[Samba] Difference in Samba and CIFS interms of keeping the deleted files opened

Nikhil mnikhil at gmail.com
Tue Jul 21 02:04:41 MDT 2009


On Tue, Jul 21, 2009 at 12:10 PM, Nikhil <mnikhil at gmail.com> wrote:

>
>
> On Tue, Jul 21, 2009 at 12:12 AM, Jeremy Allison <jra at samba.org> wrote:
>
>>  On Mon, Jul 20, 2009 at 10:14:49PM +0530, Nikhil wrote:
>> >  Hi,
>> >
>> > We have a CIFS server running on a NetApp server and a Solaris host
>> running
>> > Samba-3.3.2.
>> >
>> > When we mount both the filesystems to a Drive on a Windows using the net
>> use
>> > command and then try to run a java program which basically does nothing
>> but
>> > continuosly writes a data chunk to a file. On a side note, these same
>> > filesystems are accessible on a Solaris (unix) host too.
>> >
>> > When the java program is run and a file is being generated, I go to my
>> unix
>> > terminal and happen to delete the file generated by the java program.
>> > Interestingly, there is an IOexception caught in the java program
>> running on
>> > the Windows machine, when the file is deleted on the CIFS based
>> filesystem
>> > (available on Solaris as a NFS filesystems) but there is no exception
>> caught
>> > when the filesystem happens to be Samba (available on Solaris as /var ,
>> a
>> > regular partition).
>> >
>> > I delete the file from Unix as the process demands, but also there is no
>> way
>> > to delete a in-use-file in Windows.
>> >
>> > I would like to understand the differences in Samba and CIFS in this
>> context
>> > especially why is that so there is an IOexception for a CIFS based
>> > filesystem but not on the samba filesystem. This is reproducible at
>> will.
>> > What could be wrong?

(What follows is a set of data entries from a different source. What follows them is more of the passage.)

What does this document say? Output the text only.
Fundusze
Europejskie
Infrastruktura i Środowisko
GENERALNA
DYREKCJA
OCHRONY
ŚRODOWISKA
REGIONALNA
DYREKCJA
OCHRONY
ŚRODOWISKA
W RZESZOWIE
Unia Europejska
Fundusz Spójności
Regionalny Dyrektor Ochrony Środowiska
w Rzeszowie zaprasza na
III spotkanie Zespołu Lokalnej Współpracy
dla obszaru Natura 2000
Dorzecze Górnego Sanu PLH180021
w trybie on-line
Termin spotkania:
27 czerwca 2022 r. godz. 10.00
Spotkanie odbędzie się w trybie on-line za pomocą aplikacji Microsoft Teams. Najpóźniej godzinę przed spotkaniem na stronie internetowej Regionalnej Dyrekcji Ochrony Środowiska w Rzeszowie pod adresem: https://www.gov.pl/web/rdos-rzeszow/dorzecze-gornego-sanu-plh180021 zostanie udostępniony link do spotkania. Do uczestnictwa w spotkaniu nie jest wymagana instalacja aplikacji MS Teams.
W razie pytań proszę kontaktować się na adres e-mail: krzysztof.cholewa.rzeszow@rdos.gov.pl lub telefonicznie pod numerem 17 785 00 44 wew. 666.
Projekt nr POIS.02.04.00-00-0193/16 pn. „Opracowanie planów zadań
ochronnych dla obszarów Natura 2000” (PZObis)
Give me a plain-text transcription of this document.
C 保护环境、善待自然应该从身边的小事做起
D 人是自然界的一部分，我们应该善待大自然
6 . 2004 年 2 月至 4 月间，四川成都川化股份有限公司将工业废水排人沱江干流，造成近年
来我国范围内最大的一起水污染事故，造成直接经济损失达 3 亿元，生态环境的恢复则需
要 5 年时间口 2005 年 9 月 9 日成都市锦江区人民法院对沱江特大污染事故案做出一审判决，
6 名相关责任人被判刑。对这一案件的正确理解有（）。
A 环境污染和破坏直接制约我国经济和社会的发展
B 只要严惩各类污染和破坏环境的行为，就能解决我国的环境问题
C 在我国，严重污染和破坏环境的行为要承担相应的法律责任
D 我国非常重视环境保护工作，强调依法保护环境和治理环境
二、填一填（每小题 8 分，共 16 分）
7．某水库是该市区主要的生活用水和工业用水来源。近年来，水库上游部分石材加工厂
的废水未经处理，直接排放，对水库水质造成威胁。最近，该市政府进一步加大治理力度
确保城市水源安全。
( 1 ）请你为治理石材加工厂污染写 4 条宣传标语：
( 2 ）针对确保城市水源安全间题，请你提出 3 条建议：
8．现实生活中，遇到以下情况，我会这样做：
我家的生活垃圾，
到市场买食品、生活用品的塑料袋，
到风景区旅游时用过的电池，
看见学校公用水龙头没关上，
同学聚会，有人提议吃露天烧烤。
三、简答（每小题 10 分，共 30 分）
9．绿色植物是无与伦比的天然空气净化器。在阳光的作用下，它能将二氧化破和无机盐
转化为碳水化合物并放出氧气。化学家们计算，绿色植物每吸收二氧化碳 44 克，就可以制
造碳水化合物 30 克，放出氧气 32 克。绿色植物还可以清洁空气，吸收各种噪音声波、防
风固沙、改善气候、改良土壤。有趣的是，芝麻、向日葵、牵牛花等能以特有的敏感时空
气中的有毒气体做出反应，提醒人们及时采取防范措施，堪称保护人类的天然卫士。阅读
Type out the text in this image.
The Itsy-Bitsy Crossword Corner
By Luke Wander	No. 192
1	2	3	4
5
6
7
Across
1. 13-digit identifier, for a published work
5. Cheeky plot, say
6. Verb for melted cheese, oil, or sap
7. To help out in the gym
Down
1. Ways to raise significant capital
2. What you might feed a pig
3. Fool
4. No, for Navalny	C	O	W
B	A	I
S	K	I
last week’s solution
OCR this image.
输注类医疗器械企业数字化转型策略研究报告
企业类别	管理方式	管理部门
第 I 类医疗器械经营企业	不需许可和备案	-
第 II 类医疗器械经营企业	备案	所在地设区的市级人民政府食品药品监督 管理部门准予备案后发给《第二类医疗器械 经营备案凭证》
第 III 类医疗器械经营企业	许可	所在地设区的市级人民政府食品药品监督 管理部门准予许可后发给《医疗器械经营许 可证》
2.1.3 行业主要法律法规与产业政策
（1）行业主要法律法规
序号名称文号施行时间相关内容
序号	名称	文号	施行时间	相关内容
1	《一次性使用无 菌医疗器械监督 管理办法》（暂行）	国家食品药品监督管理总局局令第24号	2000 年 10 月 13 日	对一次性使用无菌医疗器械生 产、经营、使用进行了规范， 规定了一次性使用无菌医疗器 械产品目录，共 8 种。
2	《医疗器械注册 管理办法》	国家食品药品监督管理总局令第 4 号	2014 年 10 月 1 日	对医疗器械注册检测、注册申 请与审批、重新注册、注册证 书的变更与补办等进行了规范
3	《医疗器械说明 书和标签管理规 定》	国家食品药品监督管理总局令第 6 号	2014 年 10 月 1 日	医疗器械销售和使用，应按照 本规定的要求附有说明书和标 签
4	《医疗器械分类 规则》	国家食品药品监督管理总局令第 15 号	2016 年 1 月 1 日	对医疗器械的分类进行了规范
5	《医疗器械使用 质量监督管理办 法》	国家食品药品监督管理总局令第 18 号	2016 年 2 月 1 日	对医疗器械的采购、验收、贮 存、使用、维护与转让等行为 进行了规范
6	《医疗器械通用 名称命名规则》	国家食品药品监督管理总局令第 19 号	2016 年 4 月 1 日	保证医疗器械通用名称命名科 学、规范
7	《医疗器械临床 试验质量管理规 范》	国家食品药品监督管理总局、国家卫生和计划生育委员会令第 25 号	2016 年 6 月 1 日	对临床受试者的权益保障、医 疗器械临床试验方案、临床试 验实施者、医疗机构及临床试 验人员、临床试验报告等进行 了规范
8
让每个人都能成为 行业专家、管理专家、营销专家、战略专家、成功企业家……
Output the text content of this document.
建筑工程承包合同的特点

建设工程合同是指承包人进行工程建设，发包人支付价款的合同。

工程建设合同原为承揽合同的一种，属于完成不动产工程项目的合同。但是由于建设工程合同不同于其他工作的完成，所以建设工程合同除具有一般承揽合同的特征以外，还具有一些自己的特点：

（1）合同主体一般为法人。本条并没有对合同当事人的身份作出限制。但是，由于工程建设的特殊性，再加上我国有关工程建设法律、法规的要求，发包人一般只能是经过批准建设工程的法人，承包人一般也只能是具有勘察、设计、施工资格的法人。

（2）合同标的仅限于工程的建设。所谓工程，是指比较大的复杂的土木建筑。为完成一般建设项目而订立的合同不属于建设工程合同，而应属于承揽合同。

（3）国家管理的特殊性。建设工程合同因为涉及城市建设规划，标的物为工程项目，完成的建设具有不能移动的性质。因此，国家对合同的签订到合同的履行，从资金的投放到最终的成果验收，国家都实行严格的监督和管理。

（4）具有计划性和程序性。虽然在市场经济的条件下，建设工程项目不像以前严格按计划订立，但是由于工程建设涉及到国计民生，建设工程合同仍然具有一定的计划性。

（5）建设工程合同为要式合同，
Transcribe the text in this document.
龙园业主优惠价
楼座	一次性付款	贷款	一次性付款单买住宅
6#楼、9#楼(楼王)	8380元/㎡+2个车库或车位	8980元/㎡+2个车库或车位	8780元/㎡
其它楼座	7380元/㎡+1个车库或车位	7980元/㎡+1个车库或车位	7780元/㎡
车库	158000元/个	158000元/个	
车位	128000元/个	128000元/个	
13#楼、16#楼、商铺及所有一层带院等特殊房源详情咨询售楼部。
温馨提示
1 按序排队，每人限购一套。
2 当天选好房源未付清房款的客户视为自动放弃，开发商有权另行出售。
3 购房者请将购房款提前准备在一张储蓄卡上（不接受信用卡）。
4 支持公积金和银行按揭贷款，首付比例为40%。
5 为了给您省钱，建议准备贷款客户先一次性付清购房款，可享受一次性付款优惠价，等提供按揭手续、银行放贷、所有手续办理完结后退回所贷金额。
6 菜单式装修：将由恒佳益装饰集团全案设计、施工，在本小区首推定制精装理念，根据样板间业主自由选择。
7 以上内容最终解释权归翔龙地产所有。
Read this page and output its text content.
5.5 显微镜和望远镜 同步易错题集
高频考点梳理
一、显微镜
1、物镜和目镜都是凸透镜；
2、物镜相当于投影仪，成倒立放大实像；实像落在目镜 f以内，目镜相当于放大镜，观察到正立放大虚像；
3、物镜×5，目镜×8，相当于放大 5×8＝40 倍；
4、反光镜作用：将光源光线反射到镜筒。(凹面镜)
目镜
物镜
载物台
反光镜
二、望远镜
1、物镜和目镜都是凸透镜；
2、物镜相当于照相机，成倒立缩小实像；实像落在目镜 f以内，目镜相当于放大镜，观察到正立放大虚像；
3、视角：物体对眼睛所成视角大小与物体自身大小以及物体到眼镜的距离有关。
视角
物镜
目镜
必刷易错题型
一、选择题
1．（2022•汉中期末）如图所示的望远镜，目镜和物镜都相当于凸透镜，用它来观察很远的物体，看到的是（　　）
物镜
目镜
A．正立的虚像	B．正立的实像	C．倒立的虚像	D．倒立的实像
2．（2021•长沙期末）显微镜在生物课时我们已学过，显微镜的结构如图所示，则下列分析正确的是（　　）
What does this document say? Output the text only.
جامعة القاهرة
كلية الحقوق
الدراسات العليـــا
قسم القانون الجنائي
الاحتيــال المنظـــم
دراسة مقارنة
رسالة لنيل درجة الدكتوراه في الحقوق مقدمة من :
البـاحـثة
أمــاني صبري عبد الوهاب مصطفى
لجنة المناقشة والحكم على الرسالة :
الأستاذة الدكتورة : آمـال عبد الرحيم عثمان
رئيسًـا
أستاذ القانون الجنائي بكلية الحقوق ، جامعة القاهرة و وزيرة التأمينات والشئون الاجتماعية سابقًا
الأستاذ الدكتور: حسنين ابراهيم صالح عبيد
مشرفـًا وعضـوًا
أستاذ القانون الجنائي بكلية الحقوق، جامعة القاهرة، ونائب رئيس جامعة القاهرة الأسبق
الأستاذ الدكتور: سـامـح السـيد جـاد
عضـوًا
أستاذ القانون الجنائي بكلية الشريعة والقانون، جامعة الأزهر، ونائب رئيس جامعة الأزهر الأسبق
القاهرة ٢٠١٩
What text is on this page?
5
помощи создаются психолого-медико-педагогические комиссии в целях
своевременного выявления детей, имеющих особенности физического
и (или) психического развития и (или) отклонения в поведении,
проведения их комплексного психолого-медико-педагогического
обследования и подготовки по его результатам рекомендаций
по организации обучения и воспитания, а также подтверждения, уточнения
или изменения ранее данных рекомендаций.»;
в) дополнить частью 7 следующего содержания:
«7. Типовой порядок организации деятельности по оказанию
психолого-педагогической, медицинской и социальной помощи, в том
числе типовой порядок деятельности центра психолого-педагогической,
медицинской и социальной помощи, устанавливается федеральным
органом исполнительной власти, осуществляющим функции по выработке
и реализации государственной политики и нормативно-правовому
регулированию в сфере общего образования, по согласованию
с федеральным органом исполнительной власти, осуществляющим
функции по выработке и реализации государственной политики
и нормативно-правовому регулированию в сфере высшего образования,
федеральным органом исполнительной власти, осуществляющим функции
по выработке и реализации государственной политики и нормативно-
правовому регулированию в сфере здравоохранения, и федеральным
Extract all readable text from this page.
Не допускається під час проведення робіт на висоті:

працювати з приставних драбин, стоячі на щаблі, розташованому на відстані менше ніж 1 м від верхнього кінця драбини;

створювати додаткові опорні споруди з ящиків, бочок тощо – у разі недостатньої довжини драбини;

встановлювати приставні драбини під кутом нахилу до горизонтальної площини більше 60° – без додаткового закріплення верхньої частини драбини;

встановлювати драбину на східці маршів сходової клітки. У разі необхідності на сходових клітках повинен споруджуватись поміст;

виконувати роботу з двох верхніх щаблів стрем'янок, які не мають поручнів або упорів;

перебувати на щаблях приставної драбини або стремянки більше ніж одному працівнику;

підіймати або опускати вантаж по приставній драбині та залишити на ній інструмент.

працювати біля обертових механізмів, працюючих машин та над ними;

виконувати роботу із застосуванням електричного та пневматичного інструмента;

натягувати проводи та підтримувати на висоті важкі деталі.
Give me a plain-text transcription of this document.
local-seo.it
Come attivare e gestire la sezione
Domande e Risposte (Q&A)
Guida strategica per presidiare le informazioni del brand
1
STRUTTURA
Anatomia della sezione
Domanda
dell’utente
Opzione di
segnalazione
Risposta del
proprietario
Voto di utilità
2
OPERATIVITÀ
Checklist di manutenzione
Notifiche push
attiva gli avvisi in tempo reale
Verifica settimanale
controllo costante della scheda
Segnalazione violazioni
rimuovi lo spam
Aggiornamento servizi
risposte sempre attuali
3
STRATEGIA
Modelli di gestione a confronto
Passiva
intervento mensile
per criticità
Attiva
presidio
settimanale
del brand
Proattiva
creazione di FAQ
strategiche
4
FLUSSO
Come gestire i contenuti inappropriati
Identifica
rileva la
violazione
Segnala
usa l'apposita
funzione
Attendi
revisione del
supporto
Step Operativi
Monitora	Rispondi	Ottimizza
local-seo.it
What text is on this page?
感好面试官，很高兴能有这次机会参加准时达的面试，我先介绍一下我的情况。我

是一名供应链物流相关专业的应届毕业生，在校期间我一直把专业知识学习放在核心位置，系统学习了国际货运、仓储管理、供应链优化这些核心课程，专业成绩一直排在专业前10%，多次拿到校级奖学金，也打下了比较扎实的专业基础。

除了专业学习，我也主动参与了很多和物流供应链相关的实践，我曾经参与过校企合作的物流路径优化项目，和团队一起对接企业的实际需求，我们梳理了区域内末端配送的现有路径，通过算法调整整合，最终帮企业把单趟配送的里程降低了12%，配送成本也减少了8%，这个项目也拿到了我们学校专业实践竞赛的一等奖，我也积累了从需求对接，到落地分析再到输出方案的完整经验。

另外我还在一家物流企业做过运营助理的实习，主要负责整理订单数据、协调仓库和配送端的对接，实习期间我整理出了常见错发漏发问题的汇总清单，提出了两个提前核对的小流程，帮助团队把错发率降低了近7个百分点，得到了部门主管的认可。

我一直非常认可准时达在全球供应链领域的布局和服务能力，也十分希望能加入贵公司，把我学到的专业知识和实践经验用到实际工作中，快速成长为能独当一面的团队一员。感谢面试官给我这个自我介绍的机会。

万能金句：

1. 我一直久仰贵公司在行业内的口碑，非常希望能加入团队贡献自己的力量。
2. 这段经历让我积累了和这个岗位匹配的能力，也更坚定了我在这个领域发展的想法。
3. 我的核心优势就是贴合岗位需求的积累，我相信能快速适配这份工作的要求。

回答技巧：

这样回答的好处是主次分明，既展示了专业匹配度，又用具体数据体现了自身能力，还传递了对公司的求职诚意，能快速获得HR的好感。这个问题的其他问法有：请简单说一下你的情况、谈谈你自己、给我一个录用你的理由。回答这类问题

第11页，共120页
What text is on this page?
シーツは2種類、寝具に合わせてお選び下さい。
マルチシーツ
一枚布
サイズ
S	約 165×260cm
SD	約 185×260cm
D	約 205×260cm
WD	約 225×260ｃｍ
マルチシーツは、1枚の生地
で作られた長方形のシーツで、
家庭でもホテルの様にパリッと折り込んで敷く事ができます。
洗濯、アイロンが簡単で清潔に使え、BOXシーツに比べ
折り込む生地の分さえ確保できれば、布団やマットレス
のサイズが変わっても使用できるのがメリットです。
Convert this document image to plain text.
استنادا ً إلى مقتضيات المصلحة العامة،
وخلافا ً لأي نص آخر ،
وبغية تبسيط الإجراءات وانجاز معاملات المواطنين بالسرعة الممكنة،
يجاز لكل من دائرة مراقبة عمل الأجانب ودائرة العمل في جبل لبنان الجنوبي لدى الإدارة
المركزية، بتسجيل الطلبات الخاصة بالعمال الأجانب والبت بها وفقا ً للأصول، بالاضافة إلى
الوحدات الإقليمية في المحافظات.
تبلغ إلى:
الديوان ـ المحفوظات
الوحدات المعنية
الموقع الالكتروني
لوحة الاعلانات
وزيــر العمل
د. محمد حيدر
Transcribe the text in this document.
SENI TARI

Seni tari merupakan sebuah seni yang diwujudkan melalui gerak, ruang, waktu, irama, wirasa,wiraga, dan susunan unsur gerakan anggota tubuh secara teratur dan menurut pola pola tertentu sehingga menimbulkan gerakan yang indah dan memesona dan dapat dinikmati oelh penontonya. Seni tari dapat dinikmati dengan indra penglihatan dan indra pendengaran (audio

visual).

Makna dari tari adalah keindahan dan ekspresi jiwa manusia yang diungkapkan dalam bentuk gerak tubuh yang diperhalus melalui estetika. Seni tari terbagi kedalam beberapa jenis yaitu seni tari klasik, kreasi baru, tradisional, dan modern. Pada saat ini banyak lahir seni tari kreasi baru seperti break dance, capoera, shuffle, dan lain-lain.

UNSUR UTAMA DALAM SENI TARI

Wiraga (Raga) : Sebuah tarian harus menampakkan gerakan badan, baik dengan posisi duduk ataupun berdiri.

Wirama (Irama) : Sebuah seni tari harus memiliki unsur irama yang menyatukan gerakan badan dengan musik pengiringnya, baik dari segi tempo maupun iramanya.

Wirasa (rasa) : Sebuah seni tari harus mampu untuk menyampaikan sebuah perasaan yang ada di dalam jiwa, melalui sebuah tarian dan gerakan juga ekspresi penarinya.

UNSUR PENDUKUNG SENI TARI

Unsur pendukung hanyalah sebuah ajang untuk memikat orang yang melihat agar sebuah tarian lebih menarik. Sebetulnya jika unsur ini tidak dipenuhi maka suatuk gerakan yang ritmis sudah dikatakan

What could be made to make samba filesystem also
>> behave
>> > the same way to throw exceptions (Exceptions are good than that not at
>> all
>> > knowing there is a file that is deleted but being still written onto.)
>>
>> Ok, I think the reason that you're having this problem is that
>> you're running Samba on Solaris in this case, sad to say.
>>
>> I don't believe Sun have exposed kernel level oplock (lease) capability
>> to user space processes, so Samba on Solaris has no way of knowing
>> that a unix user deleted the file.
>>
>> Samba running on Linux, (or SGI Irix) has kernel level oplocks,
>> so can detect access from the local filesystem. As the NetApp
>> runs a custom kernel (derived a long time ago from FreeBSD I
>> believe) then their CIFS implementation (like Samba on Linux)
>> knows when a NFS user has modified the file.
>>
>> Jeremy.
>>
>
>
> Thanks Jeremy. Appreciate your response.
>
> That actually sounds interesting... do we have this documented or
> referenced as a bug somewhere that I can lookup?
>
> What I see from the CIFS protocol:
> -----
> When client B opens the file, the server must synchronize with client A
> in case client A has any buffered locks.  Once it is synchronized,
> client B's open request may be completed.  Client B, however, is
> informed that he has a level II oplock, rather than an exclusive oplock
> to the file.
> In this case, no client that has the file open with a level II oplock
> may buffer any lock information on the local client machine.  This
> allows the server to guarantee that if any write operation is performed,
> it need only notify the level II clients that the lock should be broken
> without having to synchronize all of the accessors of the file.
> The level II oplock may be broken to none, meaning that some client that
> had the file opened has now performed a write operation to the file.
> ----
>
> I do not understand whether Solaris fails to respect the level II oplock or
> how does Samba can be made aware of the kernel level oplocks (is there a no
> way?).
>
> BTW, to check it myself on what you said I ran samba-3.0.25 on a Linux
> machine with kernel version 2.4.21-47.0.1.ELsmp and ran smbd and then did
> the same tests.
>  - Ran java program on Windows which writes to the file continuously on a
> samba exported filesystem from a Linux box
>  - on the Linux terminal, I go and delete the file
>  - Windows does NOT recognise that there is a opened file deleted and the
> Java program does NOT thrown any exception... sadly.
>
> So, I do not have a Linux box with kernel -2.6, so if that means to say
> that Linux kernel has introduced kernel level oplocks facility in the 2.6
> kernel then I would have to try that...
>
> Thanks.
>


 Jeremy,

I looked at the enabling kernel oplocks in the samba configuration file and
I have enabled "kernel oplocks = yes" in the [global] section on both of
Linux-2.6.18-92 and Linux-2.4.21-47.0.1.ELsmp kernel machines running the
samba and I notice that the behaviour is not as what is said. I still do not
see the exception being NOT caught on Windows java program when I delete the
file from a Unix terminal.

Any idea, where I could be going wrong?